There was no reason in the whole wide world for spellmaking to be removed, the balance argument falls apart when you take a look at how easy it is to tip the scales over through smithing and enchanting.
The difference is, using enchanting and smithing "normally" isn't overpowering (or shouldn't be, if balanced properly). Spellmaking, on the other hand, welcomed overpowering effects with open arms. Spellmaking was essentially a crutch, it was Bethesda saying "we can't make anything better as you level up, so do it yourself". There was no "normal" way to handle spellmaking beyond making powerful spells, and this is in conjunction with mages already being insanely overpowered at high levels. The entire design behind spellmaking screamed for abuse, while enchanting and smithing have a more meaningful purpose to it than being a god-mode-enabler.

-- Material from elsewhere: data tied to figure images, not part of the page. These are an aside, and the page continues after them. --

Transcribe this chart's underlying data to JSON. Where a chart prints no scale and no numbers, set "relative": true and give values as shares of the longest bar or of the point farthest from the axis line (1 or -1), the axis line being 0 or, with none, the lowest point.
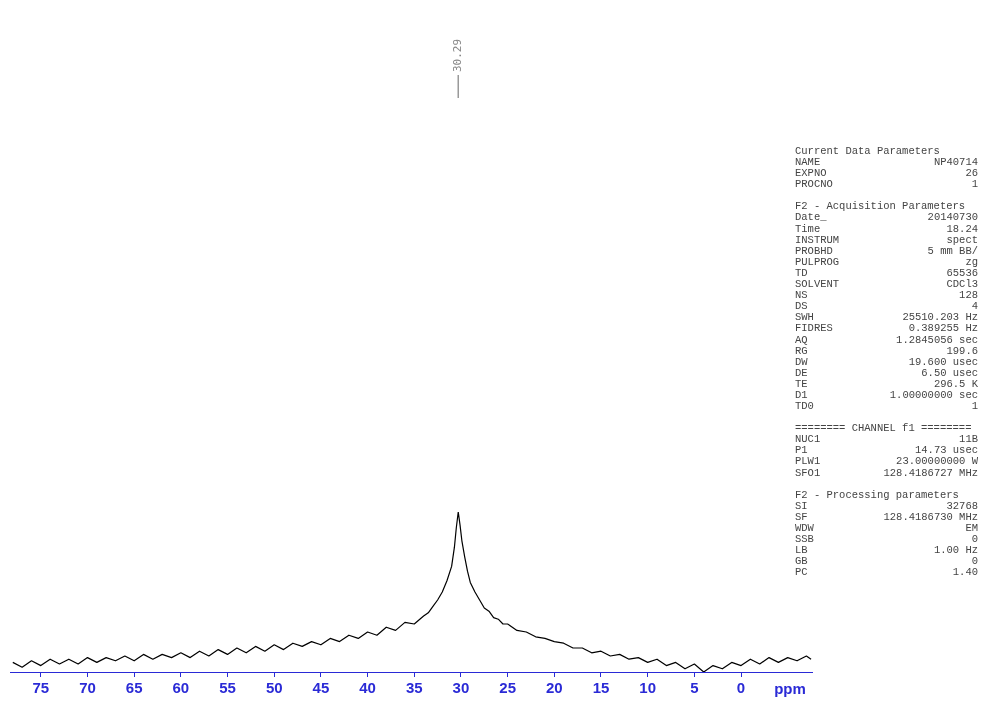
{
  "chart_data": {
    "type": "line",
    "relative": true,
    "xlabel": "ppm",
    "marker": "none",
    "line_style": "solid",
    "grid": false,
    "legend": false,
    "x": [
      78,
      77,
      76,
      75,
      74,
      73,
      72,
      71,
      70,
      69,
      68,
      67,
      66,
      65,
      64,
      63,
      62,
      61,
      60,
      59,
      58,
      57,
      56,
      55,
      54,
      53,
      52,
      51,
      50,
      49,
      48,
      47,
      46,
      45,
      44,
      43,
      42,
      41,
      40,
      39,
      38,
      37,
      36,
      35,
      34,
      33.5,
      33,
      32.5,
      32,
      31.5,
      31,
      30.7,
      30.5,
      30.29,
      30.1,
      29.9,
      29.6,
      29.3,
      29,
      28.5,
      28,
      27.5,
      27,
      26.5,
      26,
      25.5,
      25,
      24,
      23,
      22,
      21,
      20,
      19,
      18,
      17,
      16,
      15,
      14,
      13,
      12,
      11,
      10,
      9,
      8,
      7,
      6,
      5,
      4,
      3,
      2,
      1,
      0,
      -1,
      -2,
      -3,
      -4,
      -5,
      -6,
      -7,
      -7.5
    ],
    "series": [
      {
        "color": "#000000",
        "values": [
          0.06,
          0.03,
          0.07,
          0.04,
          0.08,
          0.05,
          0.08,
          0.05,
          0.09,
          0.06,
          0.09,
          0.07,
          0.1,
          0.07,
          0.11,
          0.08,
          0.11,
          0.09,
          0.12,
          0.09,
          0.13,
          0.1,
          0.14,
          0.11,
          0.15,
          0.12,
          0.16,
          0.13,
          0.17,
          0.14,
          0.18,
          0.16,
          0.19,
          0.17,
          0.21,
          0.19,
          0.23,
          0.21,
          0.25,
          0.23,
          0.28,
          0.26,
          0.31,
          0.3,
          0.35,
          0.37,
          0.41,
          0.45,
          0.5,
          0.57,
          0.66,
          0.78,
          0.9,
          1,
          0.92,
          0.82,
          0.72,
          0.63,
          0.56,
          0.5,
          0.45,
          0.4,
          0.38,
          0.34,
          0.33,
          0.3,
          0.3,
          0.26,
          0.25,
          0.22,
          0.21,
          0.19,
          0.18,
          0.15,
          0.15,
          0.12,
          0.13,
          0.1,
          0.11,
          0.08,
          0.09,
          0.06,
          0.08,
          0.04,
          0.06,
          0.02,
          0.05,
          0,
          0.04,
          0.02,
          0.06,
          0.04,
          0.08,
          0.05,
          0.09,
          0.06,
          0.09,
          0.07,
          0.1,
          0.08
        ]
      }
    ],
    "xlim": [
      78.3,
      -7.6
    ],
    "xticks": [
      75,
      70,
      65,
      60,
      55,
      50,
      45,
      40,
      35,
      30,
      25,
      20,
      15,
      10,
      5,
      0
    ],
    "annotations": [
      {
        "text": "30.29",
        "x": 30.29
      },
      "Current Data Parameters",
      "NAME\tNP40714",
      "EXPNO\t26",
      "PROCNO\t1",
      "F2 - Acquisition Parameters",
      "Date_\t20140730",
      "Time\t18.24",
      "INSTRUM\tspect",
      "PROBHD\t5 mm BB/",
      "PULPROG\tzg",
      "TD\t65536",
      "SOLVENT\tCDCl3",
      "NS\t128",
      "DS\t4",
      "SWH\t25510.203 Hz",
      "FIDRES\t0.389255 Hz",
      "AQ\t1.2845056 sec",
      "RG\t199.6",
      "DW\t19.600 usec",
      "DE\t6.50 usec",
      "TE\t296.5 K",
      "D1\t1.00000000 sec",
      "TD0\t1",
      "======== CHANNEL f1 ========",
      "NUC1\t11B",
      "P1\t14.73 usec",
      "PLW1\t23.00000000 W",
      "SFO1\t128.4186727 MHz",
      "F2 - Processing parameters",
      "SI\t32768",
      "SF\t128.4186730 MHz",
      "WDW\tEM",
      "SSB\t0",
      "LB\t1.00 Hz",
      "GB\t0",
      "PC\t1.40"
    ]
  }
}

To me personally, removing spellmaking was the Big Bethesda Blunder? for Skyrim. Since Oblivion, they have made at least one major screw-up or gameplay change that received an overwhelming negative reception and they have admitted to. Oblivion was the level-scaling, Fallout 3 was no continuation after the game ended, and for Skyrim, I have a feeling it will be the removal of spellmaking. People are spewing venom over it being gone.

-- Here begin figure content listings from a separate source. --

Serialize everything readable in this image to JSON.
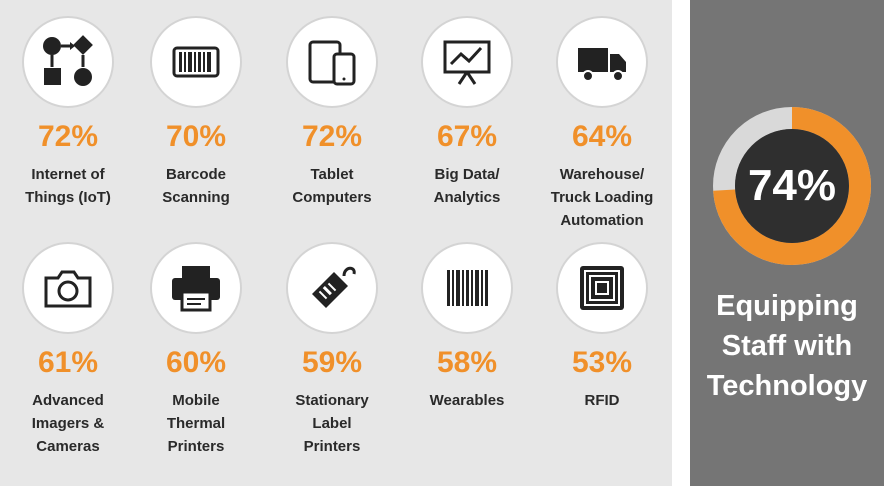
{
  "stats": [
    {
      "percent": "72%",
      "label_lines": [
        "Internet of",
        "Things (IoT)"
      ],
      "icon": "iot-flowchart-icon"
    },
    {
      "percent": "70%",
      "label_lines": [
        "Barcode",
        "Scanning"
      ],
      "icon": "barcode-scanner-icon"
    },
    {
      "percent": "72%",
      "label_lines": [
        "Tablet",
        "Computers"
      ],
      "icon": "tablet-icon"
    },
    {
      "percent": "67%",
      "label_lines": [
        "Big Data/",
        "Analytics"
      ],
      "icon": "analytics-board-icon"
    },
    {
      "percent": "64%",
      "label_lines": [
        "Warehouse/",
        "Truck Loading",
        "Automation"
      ],
      "icon": "truck-icon"
    },
    {
      "percent": "61%",
      "label_lines": [
        "Advanced",
        "Imagers &",
        "Cameras"
      ],
      "icon": "camera-icon"
    },
    {
      "percent": "60%",
      "label_lines": [
        "Mobile",
        "Thermal",
        "Printers"
      ],
      "icon": "printer-icon"
    },
    {
      "percent": "59%",
      "label_lines": [
        "Stationary",
        "Label",
        "Printers"
      ],
      "icon": "label-tag-icon"
    },
    {
      "percent": "58%",
      "label_lines": [
        "Wearables"
      ],
      "icon": "barcode-icon"
    },
    {
      "percent": "53%",
      "label_lines": [
        "RFID"
      ],
      "icon": "rfid-chip-icon"
    }
  ],
  "summary": {
    "percent": "74%",
    "progress": 0.74,
    "title_lines": [
      "Equipping",
      "Staff with",
      "Technology"
    ]
  },
  "colors": {
    "accent": "#f0902a",
    "panel": "#757575",
    "background": "#e7e7e7",
    "donut_track": "#d9d9d9",
    "donut_center": "#2f2f2f"
  }
}
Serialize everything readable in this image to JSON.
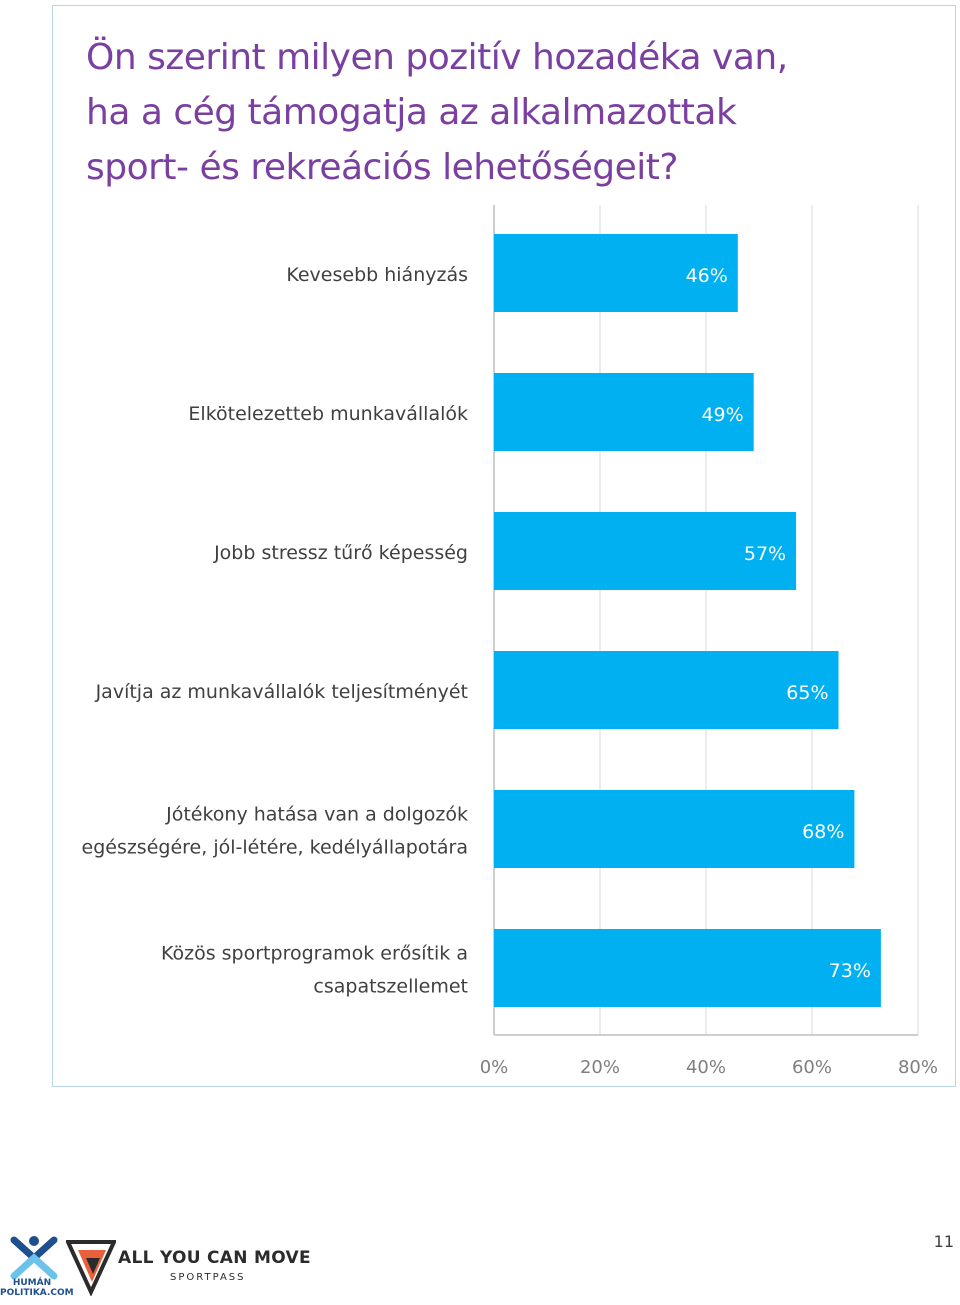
{
  "title": "Ön szerint milyen pozitív hozadéka van, ha a cég támogatja az alkalmazottak sport- és rekreációs lehetőségeit?",
  "chart_data": {
    "type": "bar",
    "orientation": "horizontal",
    "categories": [
      [
        "Kevesebb hiányzás"
      ],
      [
        "Elkötelezetteb munkavállalók"
      ],
      [
        "Jobb stressz tűrő képesség"
      ],
      [
        "Javítja az munkavállalók teljesítményét"
      ],
      [
        "Jótékony hatása van a dolgozók",
        "egészségére, jól-létére, kedélyállapotára"
      ],
      [
        "Közös sportprogramok erősítik a",
        "csapatszellemet"
      ]
    ],
    "values": [
      46,
      49,
      57,
      65,
      68,
      73
    ],
    "value_labels": [
      "46%",
      "49%",
      "57%",
      "65%",
      "68%",
      "73%"
    ],
    "xlim": [
      0,
      80
    ],
    "ticks": [
      0,
      20,
      40,
      60,
      80
    ],
    "tick_labels": [
      "0%",
      "20%",
      "40%",
      "60%",
      "80%"
    ],
    "grid": true,
    "legend": "none",
    "bar_color": "#00b0f0",
    "grid_color": "#d9d9d9",
    "axis_color": "#bfbfbf"
  },
  "footer": {
    "logo_left_text": "HUMÁN POLITIKA.COM",
    "logo_right_text": "ALL YOU CAN MOVE",
    "logo_right_sub": "SPORTPASS",
    "page_number": "11"
  }
}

I would say the quest system is a much bigger blunder. Magic can be salvaged by tweaking the buffs and how it scales, and bringing in more useful spells (which can be done via DLC), while the quest system is poorly designed from the ground up. Enter a city, get a ton of quests dumped on you without warning, and being told "if you don't want to do it, just ignore your ever-filling quest log". The miscellaneous quests are a step down from Oblivion's in terms of writing, the pacing of the main guilds is abysmal, the quest log provides almost no information besides pointing right to your target, and the dialog leaves much to be desired. Fixing this would require going back over almost all the quests, rewriting them so you can get a proper journal history, modifying them to pace better, adding the option of declining them as appropriate, and possibly recording the extra lines to deal with this (though if you're desperate, I bet there's enough prerecorded dialog that you could fit something in). The much-touted Radiant Quests were also handled much better in Daggerfall, over 15 years ago (although the core idea is good, so it can be improved still).
Ultimately, I don't see the quest system being salvageable by DLC (I mean, who would want to pay for a DLC that adds next to nothing and only fixes the existing quest system?). The magic system can be better handled as DLC as it would mostly deal with some tweaks, and add plenty of new content (extra spells, more quests for mage characters, etc).

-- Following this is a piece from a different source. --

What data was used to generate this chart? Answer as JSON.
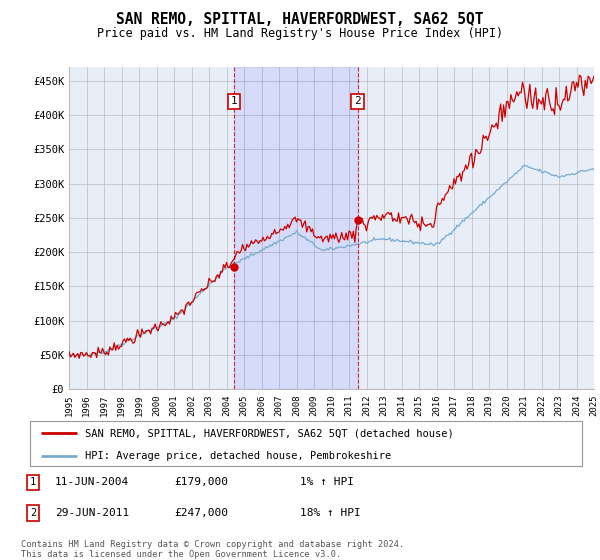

Maybe the quest system could be salvaged by a decent expansion (Morrowind's expansions vastly improved the in-game journal, even for vanilla content), but from what I can tell, Bethesda doesn't seem that keen on doing big, sweeping expansions that also changes vanilla content anymore.
Compared to Daggerfall, yes. It's quite literally the difference between a game the size of Great Britain vs a game the size of a fair town.